Are you getting the picture? We will no longer comply. We will feed and power ourselves to the best of our ability. My husband will write and grow food and I will work within and for my community. We will look after our own elderly and our own young. Most weekends now my family come together to prepare for this transition. We work hard and practice the skill of negotiating multiple needs. In the middle of this work we come together for food, a small act that seems hugely ancient and symbolic, but also completely simple. Today we sat down to a plate of fried local garfish dressed in a simple garlic lemon sauce swimming with nasturtium pods I had foraged at work and cured in salt. We shared jugs of iced elderflower cordial (a gift from a friend) and finished off with bowls of my own dark chocolate sorbet. If that is not the good life, nothing is.

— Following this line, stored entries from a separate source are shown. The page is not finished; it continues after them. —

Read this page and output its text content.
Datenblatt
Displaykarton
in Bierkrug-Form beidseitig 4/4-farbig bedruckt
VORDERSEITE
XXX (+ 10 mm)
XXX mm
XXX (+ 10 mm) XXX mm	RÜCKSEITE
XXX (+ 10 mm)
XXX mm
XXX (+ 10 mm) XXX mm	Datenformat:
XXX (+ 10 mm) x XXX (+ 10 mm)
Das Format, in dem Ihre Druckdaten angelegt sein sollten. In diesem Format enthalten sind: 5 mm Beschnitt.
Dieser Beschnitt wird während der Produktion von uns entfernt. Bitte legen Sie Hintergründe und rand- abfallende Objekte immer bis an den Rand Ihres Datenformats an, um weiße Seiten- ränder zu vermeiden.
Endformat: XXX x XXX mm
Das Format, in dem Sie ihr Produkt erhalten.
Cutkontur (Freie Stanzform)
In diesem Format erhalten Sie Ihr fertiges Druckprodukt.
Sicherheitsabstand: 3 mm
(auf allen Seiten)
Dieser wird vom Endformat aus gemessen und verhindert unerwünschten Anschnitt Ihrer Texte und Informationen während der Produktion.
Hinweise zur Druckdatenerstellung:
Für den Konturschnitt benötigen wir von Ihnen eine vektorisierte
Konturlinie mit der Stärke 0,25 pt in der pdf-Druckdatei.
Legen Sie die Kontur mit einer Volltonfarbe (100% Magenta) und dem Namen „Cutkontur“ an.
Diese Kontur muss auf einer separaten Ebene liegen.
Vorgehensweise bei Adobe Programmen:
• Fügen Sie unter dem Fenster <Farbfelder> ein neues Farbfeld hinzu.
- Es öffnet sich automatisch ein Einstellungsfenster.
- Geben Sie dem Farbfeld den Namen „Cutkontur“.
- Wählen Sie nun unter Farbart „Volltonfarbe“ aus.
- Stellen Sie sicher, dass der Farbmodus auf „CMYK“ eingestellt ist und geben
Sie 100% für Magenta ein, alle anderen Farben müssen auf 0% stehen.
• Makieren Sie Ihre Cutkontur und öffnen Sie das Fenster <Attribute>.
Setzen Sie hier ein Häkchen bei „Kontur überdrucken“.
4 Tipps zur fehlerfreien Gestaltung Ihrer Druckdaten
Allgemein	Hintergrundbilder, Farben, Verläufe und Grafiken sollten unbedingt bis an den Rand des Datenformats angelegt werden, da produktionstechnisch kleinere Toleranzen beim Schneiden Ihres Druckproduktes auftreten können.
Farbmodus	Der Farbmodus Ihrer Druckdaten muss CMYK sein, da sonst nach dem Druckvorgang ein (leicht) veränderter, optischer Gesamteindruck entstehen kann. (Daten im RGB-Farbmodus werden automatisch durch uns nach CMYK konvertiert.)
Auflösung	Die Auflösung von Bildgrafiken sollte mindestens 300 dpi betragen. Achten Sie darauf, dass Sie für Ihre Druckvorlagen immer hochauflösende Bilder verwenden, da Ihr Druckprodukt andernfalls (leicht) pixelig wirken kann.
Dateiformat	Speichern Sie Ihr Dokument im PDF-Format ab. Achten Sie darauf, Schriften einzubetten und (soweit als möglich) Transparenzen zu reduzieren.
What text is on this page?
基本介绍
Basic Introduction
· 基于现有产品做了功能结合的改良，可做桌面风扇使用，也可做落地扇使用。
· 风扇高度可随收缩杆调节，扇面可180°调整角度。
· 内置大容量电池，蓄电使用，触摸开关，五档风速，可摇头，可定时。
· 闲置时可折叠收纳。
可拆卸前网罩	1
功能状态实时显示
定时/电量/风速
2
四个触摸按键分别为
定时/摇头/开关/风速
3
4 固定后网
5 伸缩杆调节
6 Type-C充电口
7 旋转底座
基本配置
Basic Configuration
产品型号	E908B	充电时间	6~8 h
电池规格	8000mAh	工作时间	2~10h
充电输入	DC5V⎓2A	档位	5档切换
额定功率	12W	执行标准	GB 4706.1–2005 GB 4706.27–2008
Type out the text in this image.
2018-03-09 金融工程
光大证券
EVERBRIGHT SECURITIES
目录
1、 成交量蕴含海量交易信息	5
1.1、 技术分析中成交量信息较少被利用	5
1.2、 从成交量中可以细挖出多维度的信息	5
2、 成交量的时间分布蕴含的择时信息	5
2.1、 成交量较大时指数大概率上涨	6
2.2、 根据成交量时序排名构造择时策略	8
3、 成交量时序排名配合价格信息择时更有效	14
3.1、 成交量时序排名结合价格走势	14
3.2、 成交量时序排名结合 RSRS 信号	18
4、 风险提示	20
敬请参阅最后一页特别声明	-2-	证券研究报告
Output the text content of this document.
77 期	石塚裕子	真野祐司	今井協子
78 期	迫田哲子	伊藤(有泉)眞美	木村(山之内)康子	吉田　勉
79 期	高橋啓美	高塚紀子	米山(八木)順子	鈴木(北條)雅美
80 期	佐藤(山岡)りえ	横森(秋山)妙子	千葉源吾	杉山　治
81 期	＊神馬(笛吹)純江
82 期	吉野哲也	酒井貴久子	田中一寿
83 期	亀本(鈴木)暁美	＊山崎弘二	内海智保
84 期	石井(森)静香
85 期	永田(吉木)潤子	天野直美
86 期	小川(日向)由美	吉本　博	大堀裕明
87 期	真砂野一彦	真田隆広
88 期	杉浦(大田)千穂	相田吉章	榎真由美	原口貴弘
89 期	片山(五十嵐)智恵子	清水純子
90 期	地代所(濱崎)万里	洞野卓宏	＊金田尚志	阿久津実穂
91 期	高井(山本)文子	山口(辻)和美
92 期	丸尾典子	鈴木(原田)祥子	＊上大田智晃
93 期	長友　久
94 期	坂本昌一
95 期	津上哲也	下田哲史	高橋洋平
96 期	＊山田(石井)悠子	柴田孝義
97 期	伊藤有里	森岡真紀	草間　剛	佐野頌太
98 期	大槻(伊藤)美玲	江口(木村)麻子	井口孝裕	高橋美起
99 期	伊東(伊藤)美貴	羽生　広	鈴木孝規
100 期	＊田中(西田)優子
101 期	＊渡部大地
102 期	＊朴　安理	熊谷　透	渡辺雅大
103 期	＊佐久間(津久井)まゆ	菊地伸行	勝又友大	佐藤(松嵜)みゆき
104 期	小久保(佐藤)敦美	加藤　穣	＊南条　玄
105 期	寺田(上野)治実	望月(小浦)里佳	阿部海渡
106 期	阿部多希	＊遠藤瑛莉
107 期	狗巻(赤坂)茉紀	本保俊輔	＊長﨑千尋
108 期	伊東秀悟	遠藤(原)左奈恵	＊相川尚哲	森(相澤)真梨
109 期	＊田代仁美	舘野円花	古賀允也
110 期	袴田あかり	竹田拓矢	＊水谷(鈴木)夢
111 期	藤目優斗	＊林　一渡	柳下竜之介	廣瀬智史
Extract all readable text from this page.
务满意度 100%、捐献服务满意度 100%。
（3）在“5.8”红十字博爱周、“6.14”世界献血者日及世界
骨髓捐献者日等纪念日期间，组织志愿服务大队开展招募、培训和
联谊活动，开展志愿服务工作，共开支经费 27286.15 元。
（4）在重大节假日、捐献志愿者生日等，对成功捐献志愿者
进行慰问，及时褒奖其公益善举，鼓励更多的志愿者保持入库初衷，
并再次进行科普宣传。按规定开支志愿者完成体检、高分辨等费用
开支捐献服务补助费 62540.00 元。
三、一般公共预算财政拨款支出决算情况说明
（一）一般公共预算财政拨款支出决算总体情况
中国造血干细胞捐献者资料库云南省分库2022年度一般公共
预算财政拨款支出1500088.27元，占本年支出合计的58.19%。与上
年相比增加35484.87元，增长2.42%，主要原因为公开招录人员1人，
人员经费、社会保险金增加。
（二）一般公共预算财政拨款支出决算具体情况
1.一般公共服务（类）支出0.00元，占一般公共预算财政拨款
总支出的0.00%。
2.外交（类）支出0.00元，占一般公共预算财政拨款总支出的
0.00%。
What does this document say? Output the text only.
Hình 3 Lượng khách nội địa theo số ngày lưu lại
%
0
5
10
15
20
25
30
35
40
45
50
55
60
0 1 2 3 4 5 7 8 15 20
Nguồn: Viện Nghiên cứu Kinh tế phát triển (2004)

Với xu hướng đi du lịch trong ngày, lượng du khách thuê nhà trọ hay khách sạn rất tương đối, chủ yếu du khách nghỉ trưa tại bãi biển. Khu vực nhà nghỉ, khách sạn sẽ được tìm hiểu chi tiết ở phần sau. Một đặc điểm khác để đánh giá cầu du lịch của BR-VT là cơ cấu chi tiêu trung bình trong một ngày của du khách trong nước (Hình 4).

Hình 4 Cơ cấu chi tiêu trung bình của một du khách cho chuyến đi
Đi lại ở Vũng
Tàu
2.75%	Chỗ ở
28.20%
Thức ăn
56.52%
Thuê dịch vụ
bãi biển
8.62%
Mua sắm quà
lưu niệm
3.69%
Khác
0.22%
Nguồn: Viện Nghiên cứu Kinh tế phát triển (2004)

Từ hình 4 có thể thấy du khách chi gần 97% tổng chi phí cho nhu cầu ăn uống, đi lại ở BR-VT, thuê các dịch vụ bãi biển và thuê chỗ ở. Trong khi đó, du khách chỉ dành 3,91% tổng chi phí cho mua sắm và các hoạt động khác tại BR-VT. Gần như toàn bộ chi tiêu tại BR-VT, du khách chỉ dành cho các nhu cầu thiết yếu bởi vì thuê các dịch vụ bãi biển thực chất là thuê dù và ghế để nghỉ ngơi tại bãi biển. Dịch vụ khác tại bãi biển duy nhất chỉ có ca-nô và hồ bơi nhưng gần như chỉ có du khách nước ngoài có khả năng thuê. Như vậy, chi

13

Garfish with lemon and nasturtium butter

  • 1/2 kg of garfish or sardines, flattened along the spines if garfish
  • 3 cloves minced garlic
  • Dollop of olive oil
  • Good knob of butter
  • Juice of 1 lemon
  • 1 tablespoon of cured or brined nasturtium pods (replace with capers if unavailable) finely chopped
  • Couple of sprigs of thyme, finely chopped
  • Salt and pepper

Heat the oil in a medium hot pan, throw in the garlic. Throw the gars in spine first and press down to flatten out (a local fisherman told me this dissolves the fine bones). Fry the gars or sardines on both sides until cooked and then remove from the pan. Throw in the butter, lemon juice, pods and herbs and toss until combined. Serve sauce over the fish and season with a good grind of salt and pepper.